Risk-Adjusted Performance

5 of 100

 
Weak
 
Strong
Modest
Compared to the overall equity markets, risk-adjusted returns on investments in Oakmark Select Fund are ranked lower than 5 (%) of all funds and portfolios of funds over the last 90 days. In spite of fairly strong essential indicators, Oakmark Select is not utilizing all of its potentials. The current stock price disturbance, may contribute to short-term losses for the investors.
Crawford Multi Asset 

Risk-Adjusted Performance

0 of 100

 
Weak
 
Strong
Very Weak
Over the last 90 days Crawford Multi Asset Income has generated negative risk-adjusted returns adding no value to fund investors. In spite of fairly strong essential indicators, Crawford Multi-asset is not utilizing all of its potentials. The current stock price disturbance, may contribute to short-term losses for the investors.

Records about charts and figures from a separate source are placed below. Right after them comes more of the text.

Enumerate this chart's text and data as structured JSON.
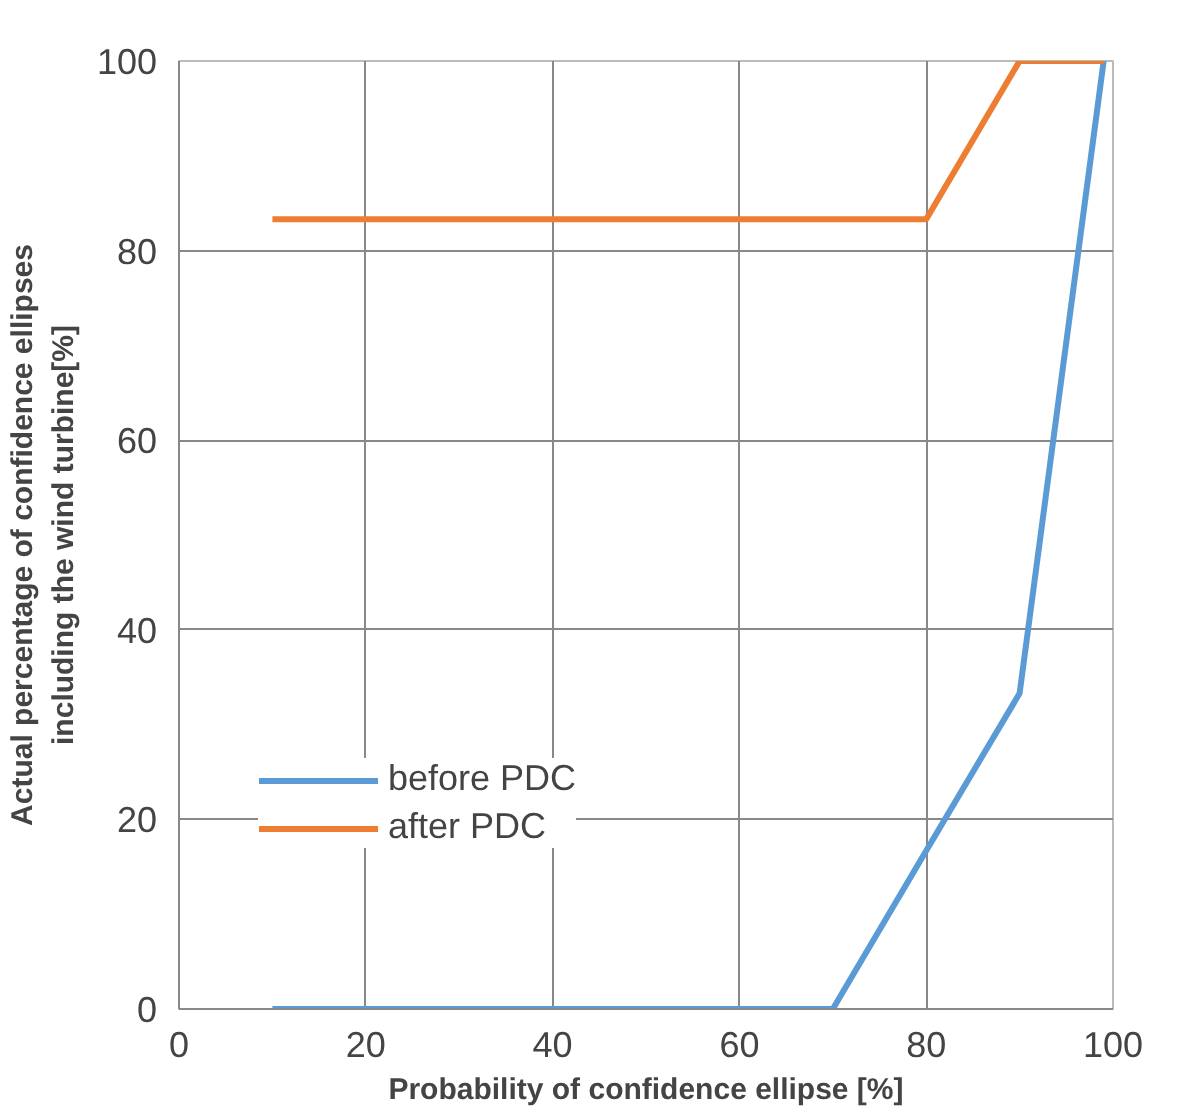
{
  "chart_data": {
    "type": "line",
    "xlabel": "Probability of confidence ellipse [%]",
    "ylabel": "Actual percentage of confidence ellipses\nincluding the wind turbine[%]",
    "xlim": [
      0,
      100
    ],
    "ylim": [
      0,
      100
    ],
    "xticks": [
      0,
      20,
      40,
      60,
      80,
      100
    ],
    "yticks": [
      0,
      20,
      40,
      60,
      80,
      100
    ],
    "grid": true,
    "legend": "bottom left",
    "marker": "none",
    "line_style": "solid",
    "series": [
      {
        "name": "before PDC",
        "color": "#5b9bd5",
        "x": [
          10,
          20,
          30,
          40,
          50,
          60,
          70,
          80,
          90,
          99
        ],
        "values": [
          0,
          0,
          0,
          0,
          0,
          0,
          0,
          16.7,
          33.3,
          100
        ]
      },
      {
        "name": "after PDC",
        "color": "#ed7d31",
        "x": [
          10,
          20,
          30,
          40,
          50,
          60,
          70,
          80,
          90,
          99
        ],
        "values": [
          83.3,
          83.3,
          83.3,
          83.3,
          83.3,
          83.3,
          83.3,
          83.3,
          100,
          100
        ]
      }
    ]
  }
}
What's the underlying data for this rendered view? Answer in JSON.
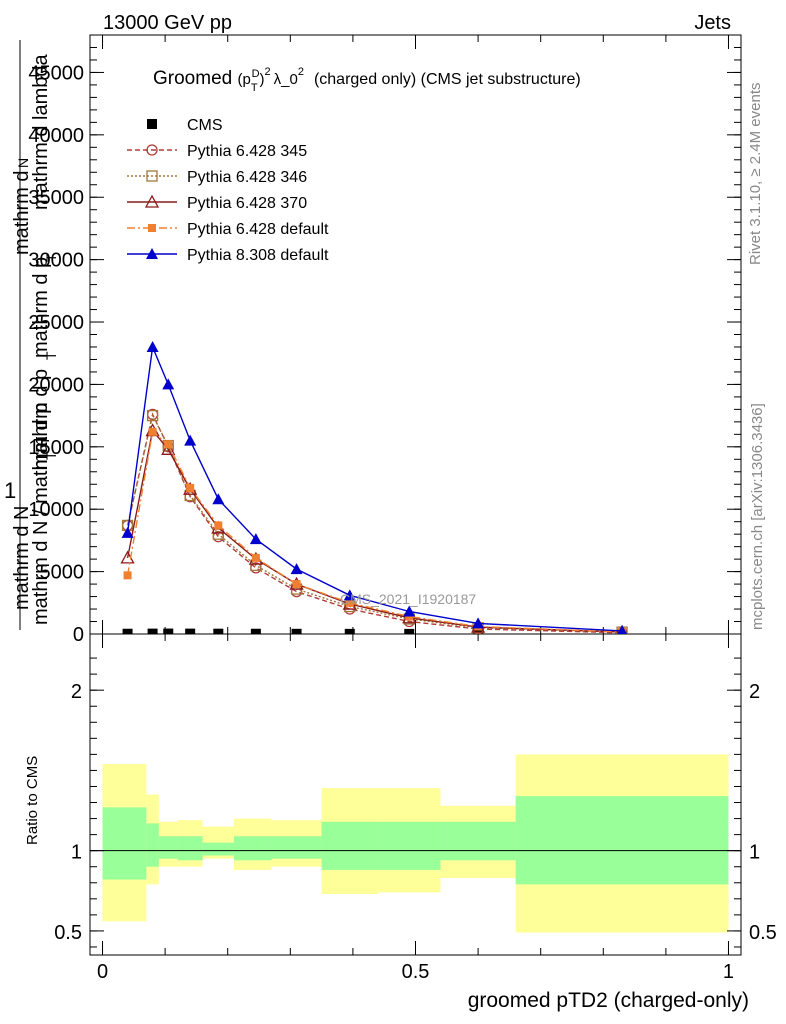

Oakmark Select and Crawford Multi-asset Volatility Contrast

   Predicted Return Density   
       Returns  

Pair Trading with Oakmark Select and Crawford Multi-asset

The main advantage of trading using opposite Oakmark Select and Crawford Multi-asset positions is that it hedges away some unsystematic risk. Because of two separate transactions, even if Oakmark Select position performs unexpectedly, Crawford Multi-asset can make up some of the losses. Pair trading also minimizes risk from directional movements in the market. For example, if an entire industry or sector drops because of unexpected headlines, the short position in Crawford Multi-asset will offset losses from the drop in Crawford Multi-asset's long position.
The idea behind Oakmark Select Fund and Crawford Multi Asset Income pairs trading is to make the combined position market-neutral, meaning the overall market's direction will not affect its win or loss (or potential downside or upside). This can be achieved by designing a pairs trade with two highly correlated stocks or equities that operate in a similar space or sector, making it possible to obtain profits through simple and relatively low-risk investment.
Check out your portfolio center.
Note that this page's information should be used as a complementary analysis to find the right mix of equity instruments to add to your existing portfolios or create a brand new portfolio. You can also try the Volatility Analysis module to get historical volatility and risk analysis based on latest market data.